Rent stabilization won’t solve all the problems in our housing market — no single policy will. But it’s an immediate lifeline that will allow local communities to protect people from drastic rent hikes while we pursue long-term reforms to create more affordable housing. No other policy provides that kind of immediate relief for tenants.
Rent stabilization legislation supported by Homes for All would allow cities and towns to stabilize rents by limiting rent increases to the rate of inflation with a cap at 5 percent. The legislation would also allow cities and towns to protect tenants by banning no-fault evictions and clarifying for tenants and landlords what qualifies as a legal reason to evict. Exemptions would be included for owner-occupied buildings with four or fewer units, as well as new construction for five years.
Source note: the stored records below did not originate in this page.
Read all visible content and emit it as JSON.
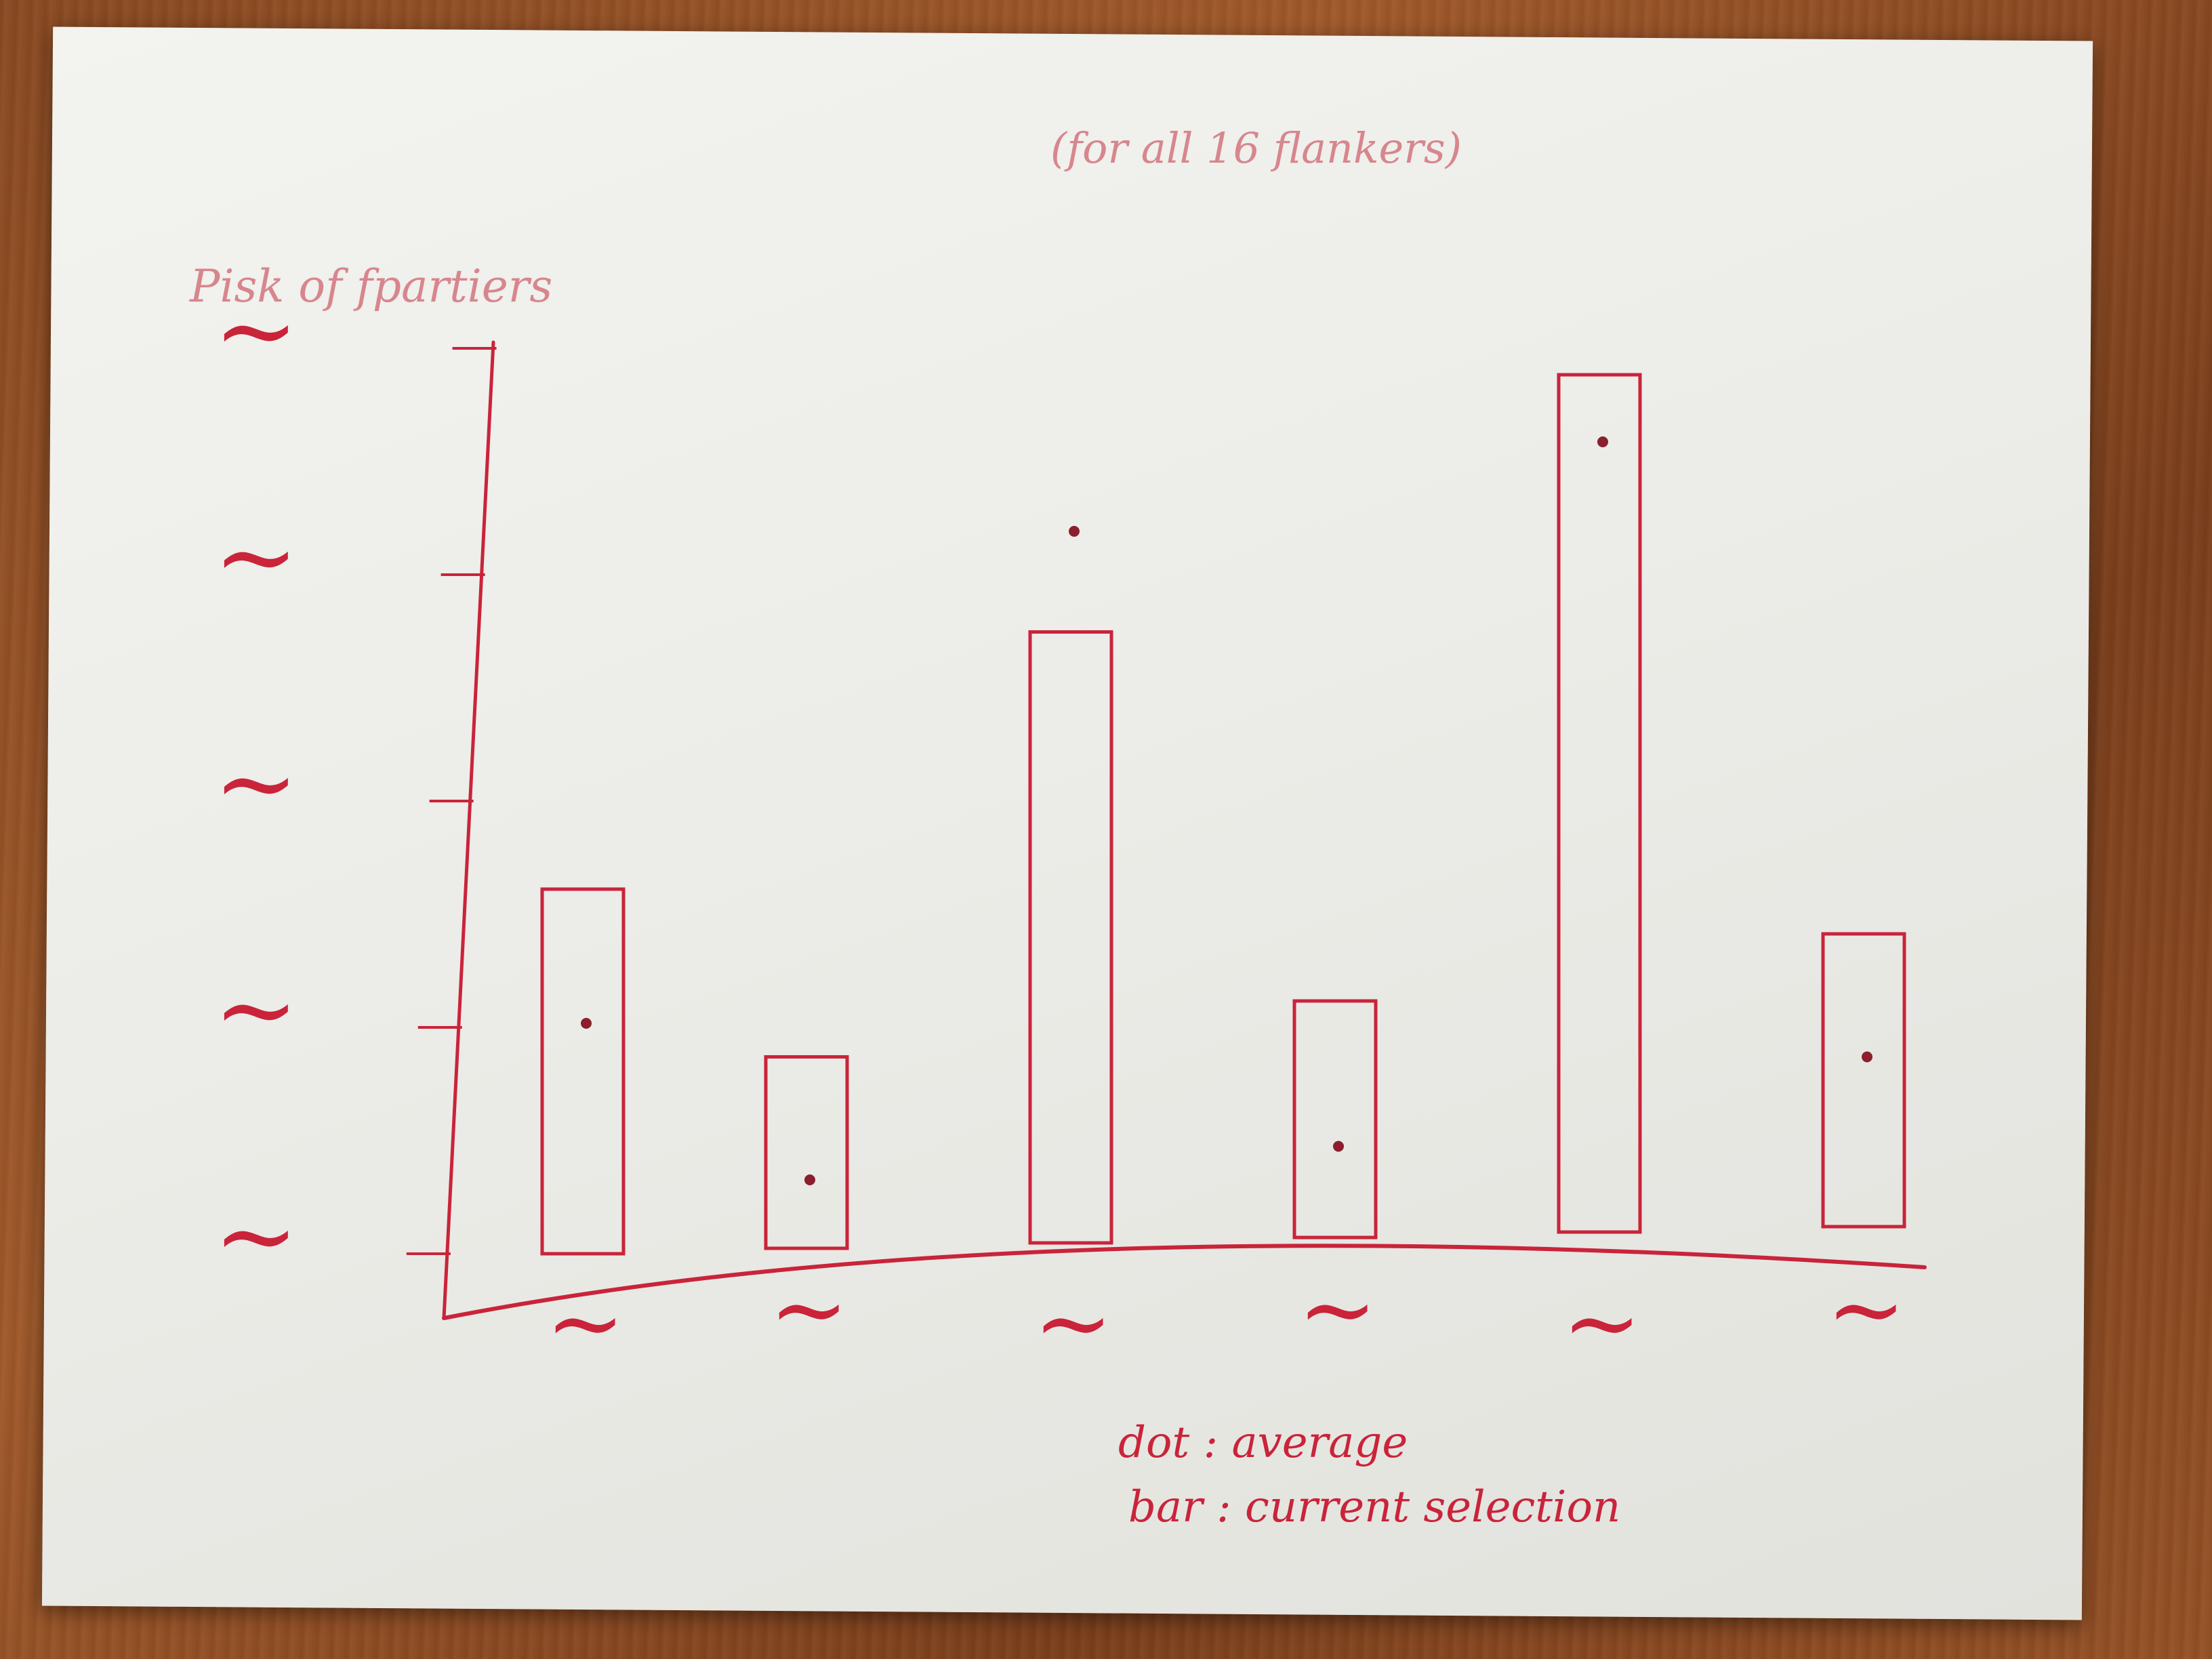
{
  "chart_data": {
    "type": "bar",
    "title": "(for all 16 flankers)",
    "ylabel": "Pisk of fpartiers",
    "ylim": [
      0,
      4
    ],
    "yticks": [
      "~",
      "~",
      "~",
      "~",
      "~"
    ],
    "categories": [
      "~",
      "~",
      "~",
      "~",
      "~",
      "~"
    ],
    "series": [
      {
        "name": "bar: current selection",
        "values": [
          1.6,
          0.85,
          2.75,
          1.1,
          3.9,
          1.4
        ],
        "mark": "bar"
      },
      {
        "name": "dot: average",
        "values": [
          1.0,
          0.3,
          3.2,
          0.45,
          3.6,
          0.85
        ],
        "mark": "dot"
      }
    ],
    "legend": {
      "line1": "dot : average",
      "line2": "bar : current selection"
    },
    "grid": false,
    "colors": {
      "ink": "#c9243a",
      "faint_ink": "#d7868e",
      "dot": "#8b1f2d"
    }
  }
}
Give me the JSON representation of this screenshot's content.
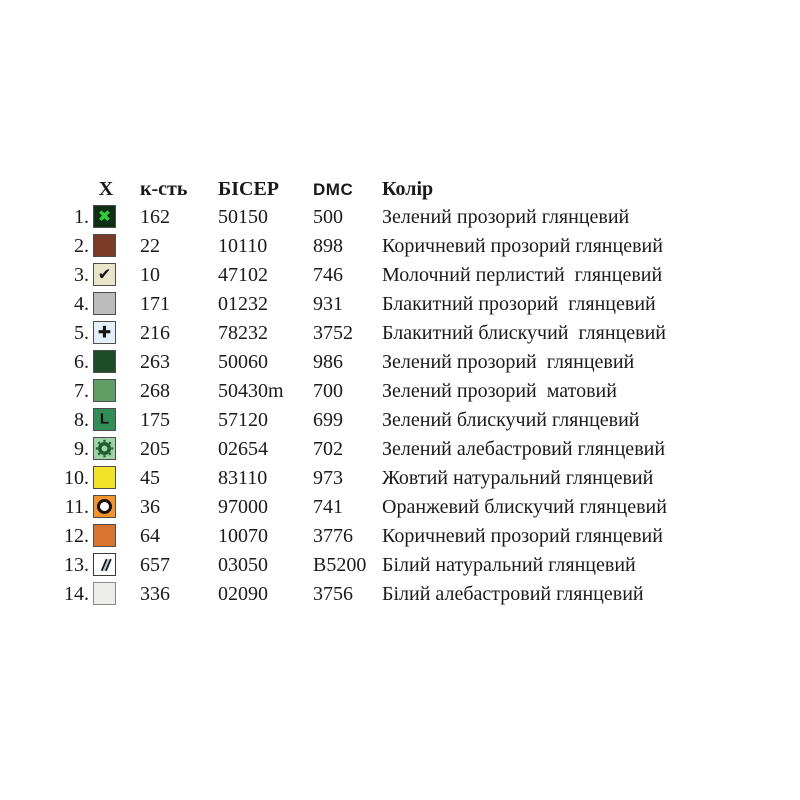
{
  "table": {
    "headers": {
      "symbol": "X",
      "count": "к-сть",
      "bead": "БІСЕР",
      "dmc": "DMC",
      "color": "Колір"
    },
    "icon_map": {
      "x-cross": "✖",
      "check": "✔",
      "plus": "✚",
      "letter-L": "L"
    },
    "rows": [
      {
        "num": "1.",
        "symbol": {
          "bg": "#0e2f13",
          "glyph": "x-cross",
          "glyph_color": "#2ed13b"
        },
        "count": "162",
        "bead": "50150",
        "dmc": "500",
        "color": "Зелений прозорий глянцевий"
      },
      {
        "num": "2.",
        "symbol": {
          "bg": "#7a3c29",
          "glyph": "none",
          "glyph_color": ""
        },
        "count": "22",
        "bead": "10110",
        "dmc": "898",
        "color": "Коричневий прозорий глянцевий"
      },
      {
        "num": "3.",
        "symbol": {
          "bg": "#e9e5c8",
          "glyph": "check",
          "glyph_color": "#151515"
        },
        "count": "10",
        "bead": "47102",
        "dmc": "746",
        "color": "Молочний перлистий  глянцевий"
      },
      {
        "num": "4.",
        "symbol": {
          "bg": "#bcbcbc",
          "glyph": "none",
          "glyph_color": ""
        },
        "count": "171",
        "bead": "01232",
        "dmc": "931",
        "color": "Блакитний прозорий  глянцевий"
      },
      {
        "num": "5.",
        "symbol": {
          "bg": "#e4eef7",
          "glyph": "plus",
          "glyph_color": "#151515"
        },
        "count": "216",
        "bead": "78232",
        "dmc": "3752",
        "color": "Блакитний блискучий  глянцевий"
      },
      {
        "num": "6.",
        "symbol": {
          "bg": "#1d4c26",
          "glyph": "none",
          "glyph_color": ""
        },
        "count": "263",
        "bead": "50060",
        "dmc": "986",
        "color": "Зелений прозорий  глянцевий"
      },
      {
        "num": "7.",
        "symbol": {
          "bg": "#5f9e65",
          "glyph": "none",
          "glyph_color": ""
        },
        "count": "268",
        "bead": "50430m",
        "dmc": "700",
        "color": "Зелений прозорий  матовий"
      },
      {
        "num": "8.",
        "symbol": {
          "bg": "#2f8d55",
          "glyph": "letter-L",
          "glyph_color": "#0a0a0a"
        },
        "count": "175",
        "bead": "57120",
        "dmc": "699",
        "color": "Зелений блискучий глянцевий"
      },
      {
        "num": "9.",
        "symbol": {
          "bg": "#9cd5a5",
          "glyph": "gear",
          "glyph_color": "#1e5c2f"
        },
        "count": "205",
        "bead": "02654",
        "dmc": "702",
        "color": "Зелений алебастровий глянцевий"
      },
      {
        "num": "10.",
        "symbol": {
          "bg": "#f3e328",
          "glyph": "none",
          "glyph_color": ""
        },
        "count": "45",
        "bead": "83110",
        "dmc": "973",
        "color": "Жовтий натуральний глянцевий"
      },
      {
        "num": "11.",
        "symbol": {
          "bg": "#f2932c",
          "glyph": "donut",
          "glyph_color": "#1a1008",
          "hole_color": "#ffffff"
        },
        "count": "36",
        "bead": "97000",
        "dmc": "741",
        "color": "Оранжевий блискучий глянцевий"
      },
      {
        "num": "12.",
        "symbol": {
          "bg": "#d97330",
          "glyph": "none",
          "glyph_color": ""
        },
        "count": "64",
        "bead": "10070",
        "dmc": "3776",
        "color": "Коричневий прозорий глянцевий"
      },
      {
        "num": "13.",
        "symbol": {
          "bg": "#ffffff",
          "glyph": "slashes",
          "glyph_color": "#161616",
          "accent_color": "#90bade",
          "border": "#3a3a3a"
        },
        "count": "657",
        "bead": "03050",
        "dmc": "B5200",
        "color": "Білий натуральний глянцевий"
      },
      {
        "num": "14.",
        "symbol": {
          "bg": "#ececea",
          "glyph": "none",
          "glyph_color": "",
          "border": "#8a8a8a"
        },
        "count": "336",
        "bead": "02090",
        "dmc": "3756",
        "color": "Білий алебастровий глянцевий"
      }
    ]
  }
}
This is a common-sense policy to keep rents stable for families who are renting today, and for our future neighbors. Corporate landlords and their lobbyists will try to mislead people by pointing to outdated rent control policies from 50 years ago, but states and communities across the country are proving that 21st-century rent control policies are a cost-effective, flexible solution to the economic and social harm that housing instability has on everyone in our communities.
If Massachusetts is going to truly tackle our housing crisis, the housing bond bill must be just the first of many, larger steps. And rent stabilization must be part of the solution.
Darya Mangeym is a mental health counselor and renter in Medford. Rebekah Stovell is the housing justice organizer at NEU4J. Both are members of Homes for All Massachusetts, a statewide formation of grassroots housing justice groups working to halt displacement, increase community control of land, and win housing justice.